J’y suis allé avant de filer à Berlin et à Berlin, chaque fois que je mettais les pieds dans une galerie, on me disait, l’air mi-amusé, mi-critique, vous n’y êtes pas ? (« y » étant mis pour FIAC). Bien sûr, avant d’aller à Berlin, j’ «y» étais allé . Maintenant que la FIAC est fermé, je me sens moins gêné pour dire ce que j’en ai pensé et ma chronique ne risquera, ni d’abuser les amateurs d’art et de les déplacer pour rien, ni de mésestimer les efforts des participants et de les décourager pour si peu !
Comment faire pour rendre compte de la FIAC quand on a trop peu de temps ? On doit partir à Berlin, des amis vous y attendent et franchement, ce serait trop bête de louper cette fête-là en s’attardant au Grand Palais. Dans ces conditions quel moyen de rendre compte et de tenter l’exhaustivité ? Prendre la première allée par main droite puis, arrivé au bout de cette allée, prendre la suivante par main gauche et ainsi de suite. C’est méthodique, genre bourrin, mais ça marche. Pendant qu’on circulera, on prendra des notes à la volée, comme ça sans y penser. On verra bien ensuite ce que cela donne. On corrigera peut-être. Peu importe. Le tout c’est de commencer. Commençons.

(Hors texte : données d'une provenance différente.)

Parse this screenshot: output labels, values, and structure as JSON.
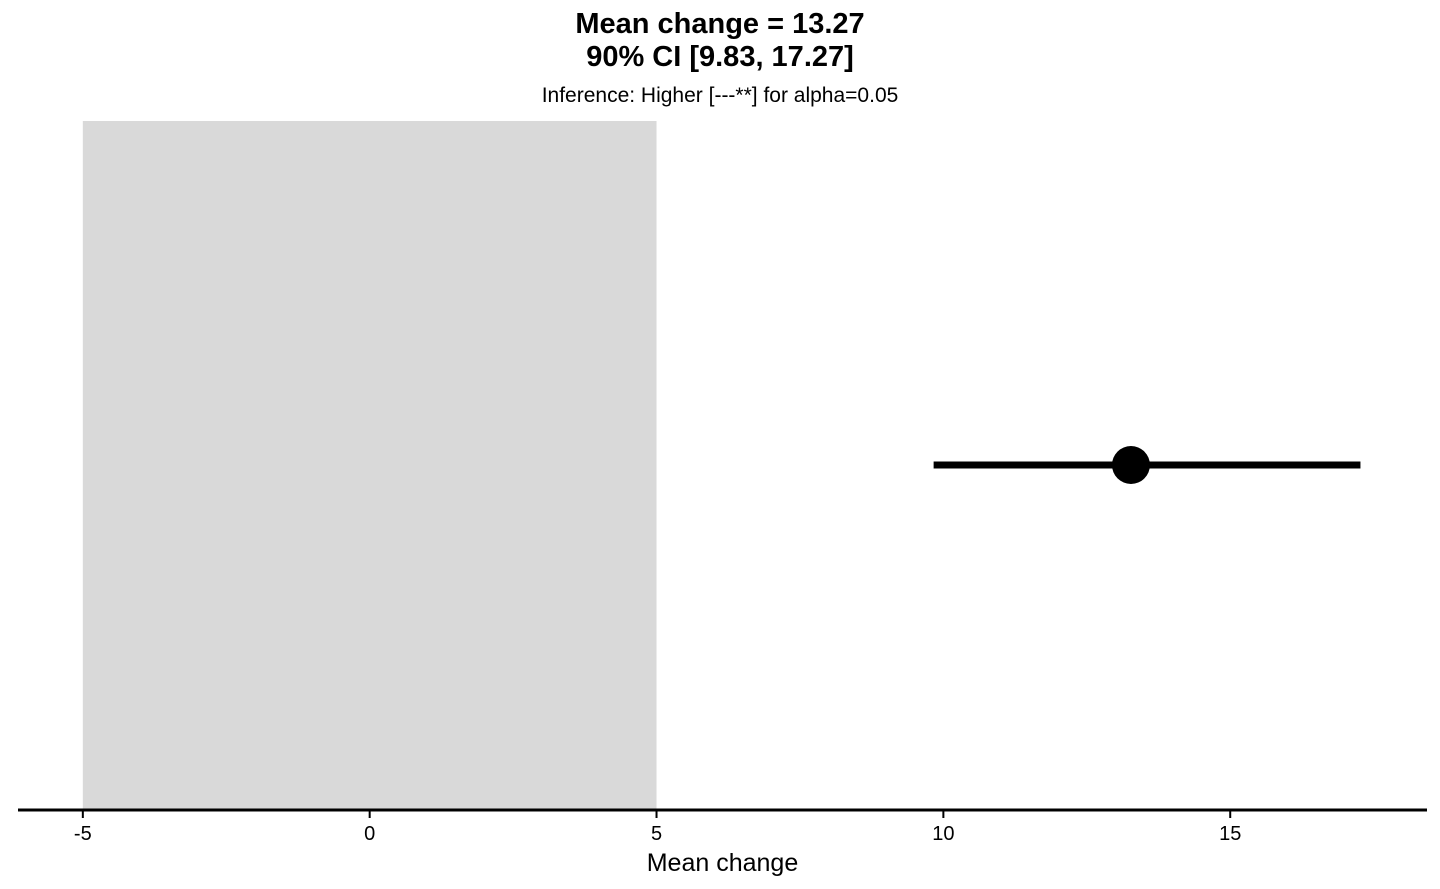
{
  "chart_data": {
    "type": "scatter",
    "title_lines": [
      "Mean change = 13.27",
      "90% CI [9.83, 17.27]"
    ],
    "subtitle": "Inference: Higher [---**] for alpha=0.05",
    "xlabel": "Mean change",
    "ylabel": "",
    "xlim": [
      -6.13,
      18.43
    ],
    "x_ticks": [
      {
        "value": -5,
        "label": "-5"
      },
      {
        "value": 0,
        "label": "0"
      },
      {
        "value": 5,
        "label": "5"
      },
      {
        "value": 10,
        "label": "10"
      },
      {
        "value": 15,
        "label": "15"
      }
    ],
    "region": {
      "x_min": -5,
      "x_max": 5,
      "color": "#d9d9d9"
    },
    "estimate": {
      "value": 13.27,
      "ci_lower": 9.83,
      "ci_upper": 17.27,
      "color": "#000000"
    },
    "grid": false,
    "legend": "none"
  }
}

Evidemment, on n’a pas pu rater les deux ou trois Basquiat (je ne mets pas de s à la fin bien que ce soit devenu un nom commun et puis on dit bien un Chagall, deux Chagall et non pas deux « Chagaux ») et aussi quelques Jan Voss. J’aime bien Jan Voss, c’est sage et classique et assez gai. Il ne fera jamais de mal à personne. Pour faire vibrer les âmes et les sensibilités, les mettre en risque d’un peu de violence et de couleurs acides, tourmentées et quelque fois menaçantes, on s’arrête devant un ou deux De Kooning. En avançant à une vitesse raisonnablement rapide on capte la présence de quelques allemands (chez un galeriste allemand, Michael Werner qu’il faut le mettre en valeur car ses dons au musée d’art moderne de la ville de Paris valent d’être cités). Ce sont donc un très beau Baselitz mais aussi un Lûpertz que j’ai trouvé de premier ordre et un Kirkeby à tomber à genoux. Bon, il fallait avancer, dommage. Noter que Baselitz était tout naturellement exposé par Thadéus Roppac. Deux pièces de belle taille, une sculpture et une toile (voir mes commentaires sur cette galerie par ailleurs). Je continue ma pérégrination et aperçoit rangé dans un coin un Wool. Mis au coin ? Je n’aime pas Wool, je n’essaie donc pas de porter mon regard sur lui pour le sortir de cette situation pénible. Pas loin du pauvre maltraité, Joan Mitchell expose son style abstrait, un peu dur, avec de charmants coups de griffe, très féminin finalement.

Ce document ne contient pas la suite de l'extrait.